Ausgleichssperre bei in- und ausländischen Anrechten. Ausschluss der Hinterbliebenenversorgung auch in der gesetzlichen Rentenversicherung

Leitsatz

1. Zum Ausschluss des Anspruchs gegen den Versorgungsträger gemäß § 25 II VersAusglG, wenn aufgrund der Billigkeitsprüfung gemäß § 19 III VersAusglG infolge des Zusammentreffens inländischer Anrechte mit beiderseits bestehenden ausländischen Anrechten bestimmt wird, dass ein Wertausgleich bei der Scheidung nicht stattfindet.

2. Der in § 25 II VersAusglG bestimmte Ausschluss des Anspruchs gegen den Versorgungsträger erfasst auch Anrechte, die im Rahmen der Billigkeitsprüfung gemäß § 19 III VersAusglG vom Wertausgleich bei der Scheidung insgesamt ausgeschlossen wurden, also auch inländische Anrechte der gesetzlichen Rentenversicherung (sog. Ausgleichssperre).

OLG Düsseldorf, Beschluss v. 17.8.2021, 7 UF 77/21; FamRZ 2022, 689, 691

Nach § 25 II VersAusglG scheidet ein Anspruch auf Teilhabe an der Hinterbliebenenversorgung gegen den Versorgungsträger aus, wenn das noch nicht ausgeglichene Anrecht wegen einer Vereinbarung der Ehegatten nach den §§ 6 bis 8 VersAusglG oder wegen fehlender Ausgleichsreife nach § 19 II Nr. 2 oder Nr. 3 VersAusglG oder § 19 Abs. 3 VersAusglG vom Wertausgleich bei der Scheidung ausgenommen war.

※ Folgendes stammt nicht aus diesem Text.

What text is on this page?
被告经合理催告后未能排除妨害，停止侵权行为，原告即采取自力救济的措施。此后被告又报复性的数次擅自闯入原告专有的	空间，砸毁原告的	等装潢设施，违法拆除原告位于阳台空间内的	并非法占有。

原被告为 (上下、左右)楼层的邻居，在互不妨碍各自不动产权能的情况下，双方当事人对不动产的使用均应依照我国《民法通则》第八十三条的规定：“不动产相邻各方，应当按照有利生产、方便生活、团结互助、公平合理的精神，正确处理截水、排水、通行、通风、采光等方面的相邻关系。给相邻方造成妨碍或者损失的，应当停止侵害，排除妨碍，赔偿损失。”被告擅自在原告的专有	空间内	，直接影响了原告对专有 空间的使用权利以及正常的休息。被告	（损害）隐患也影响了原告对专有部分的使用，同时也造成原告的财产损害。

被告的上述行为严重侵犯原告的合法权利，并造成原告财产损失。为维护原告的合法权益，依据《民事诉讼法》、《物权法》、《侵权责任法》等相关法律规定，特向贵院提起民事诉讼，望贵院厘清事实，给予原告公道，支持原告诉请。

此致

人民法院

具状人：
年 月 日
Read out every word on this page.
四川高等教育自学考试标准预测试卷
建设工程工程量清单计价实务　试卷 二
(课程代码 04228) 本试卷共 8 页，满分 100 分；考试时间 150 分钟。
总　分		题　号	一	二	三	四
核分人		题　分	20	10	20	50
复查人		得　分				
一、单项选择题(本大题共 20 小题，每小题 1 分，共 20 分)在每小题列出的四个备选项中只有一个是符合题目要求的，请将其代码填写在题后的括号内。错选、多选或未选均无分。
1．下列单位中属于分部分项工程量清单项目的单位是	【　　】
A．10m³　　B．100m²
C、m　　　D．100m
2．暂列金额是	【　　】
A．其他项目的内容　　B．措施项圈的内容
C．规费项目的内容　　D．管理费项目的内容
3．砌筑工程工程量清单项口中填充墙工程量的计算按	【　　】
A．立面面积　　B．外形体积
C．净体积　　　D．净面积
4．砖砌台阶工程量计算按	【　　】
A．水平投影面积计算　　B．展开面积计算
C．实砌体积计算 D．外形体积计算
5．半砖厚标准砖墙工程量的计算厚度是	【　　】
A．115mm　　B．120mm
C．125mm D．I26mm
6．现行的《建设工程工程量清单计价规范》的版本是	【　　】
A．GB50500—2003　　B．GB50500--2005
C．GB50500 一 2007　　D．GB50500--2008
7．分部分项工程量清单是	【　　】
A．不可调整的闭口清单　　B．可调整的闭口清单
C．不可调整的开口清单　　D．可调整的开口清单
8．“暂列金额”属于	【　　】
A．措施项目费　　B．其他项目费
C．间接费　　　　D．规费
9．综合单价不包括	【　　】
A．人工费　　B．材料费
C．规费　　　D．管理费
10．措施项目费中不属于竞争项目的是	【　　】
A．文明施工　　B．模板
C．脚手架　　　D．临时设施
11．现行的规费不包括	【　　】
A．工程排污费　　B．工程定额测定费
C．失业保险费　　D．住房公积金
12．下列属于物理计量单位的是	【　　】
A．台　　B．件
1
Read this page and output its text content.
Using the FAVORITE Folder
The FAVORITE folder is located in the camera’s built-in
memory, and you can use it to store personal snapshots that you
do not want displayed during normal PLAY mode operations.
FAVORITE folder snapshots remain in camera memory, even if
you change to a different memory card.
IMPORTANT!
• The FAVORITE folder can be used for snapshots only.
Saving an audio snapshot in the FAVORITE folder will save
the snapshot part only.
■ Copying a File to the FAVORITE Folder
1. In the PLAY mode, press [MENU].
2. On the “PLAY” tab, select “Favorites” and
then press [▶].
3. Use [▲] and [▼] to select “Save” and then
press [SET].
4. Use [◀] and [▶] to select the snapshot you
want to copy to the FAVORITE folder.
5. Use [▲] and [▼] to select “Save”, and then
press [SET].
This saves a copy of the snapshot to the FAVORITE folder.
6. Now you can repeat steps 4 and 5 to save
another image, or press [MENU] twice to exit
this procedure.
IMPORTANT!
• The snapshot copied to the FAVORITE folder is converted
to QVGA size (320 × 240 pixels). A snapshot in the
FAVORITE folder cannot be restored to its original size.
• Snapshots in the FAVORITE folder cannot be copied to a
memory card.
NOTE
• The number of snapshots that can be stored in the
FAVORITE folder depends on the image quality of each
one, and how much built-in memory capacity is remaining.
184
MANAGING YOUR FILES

Die Ausgleichssperre des § 19 III VersAusglG bewirkt, dass bei jedem der dann schuldrechtlich auszugleichenden Anrechte ein Anspruch auf Teilhabe an der Hinterbliebenenversorgung ausscheidet.

Zwischen den beim Wertausgleich bei der Scheidung nicht ausgleichsreifen Anrechten und den sonstigen Anrechten ist danach nicht zu differenzieren, mögen auch die Interessen des Versorgungsträgers im Einzelfall eines solchen Schutzes nicht bedürfen.

Hinweis Reißig:

Die gemäß § 19 III VersAusglG vorzunehmende Billigkeitsprüfung ist grundsätzlich auf der Grundlage der Versorgungswerte aller in der Ehezeit erworbenen Anrechte vorzunehmen ( Siehe auch BGH, Beschluss vom 5.5.2021, XII ZB 381/20; FamRZ 2021, 1280 Rz. 36 f., m. Anm. Siede).

Wird die Ausgleichssystematik des Hin-und-Her-Ausgleichs durch ein ausländisches Anrecht unterbrochen (auch bei vollständigen Ausgleich des ausländische Anrecht aufgrund einer Abfindung gemäß § 23 VersAusglG), soll nach § 19 Abs. 3 VersAusglG auch der andere Ehegatte in die schwächere Rechtsposition verwiesen werden, um im entsprechenden Umfang einen Gleichlauf der wechselseitigen Ausgleichsformen und damit verbundenen Realisierungsrisiken herzustellen.

Fall 1:

Der Ehepartner mit den höheren ausgleichsreifen inländischen Anrechten hat auch die höheren nicht ausgleichsreifen ausländischen Anrechte.

Lösung:

Wertausgleich bei der Scheidung gemäß § 10 I VersAusglG bezüglich der ausgleichsreifen inländischen Anrechte.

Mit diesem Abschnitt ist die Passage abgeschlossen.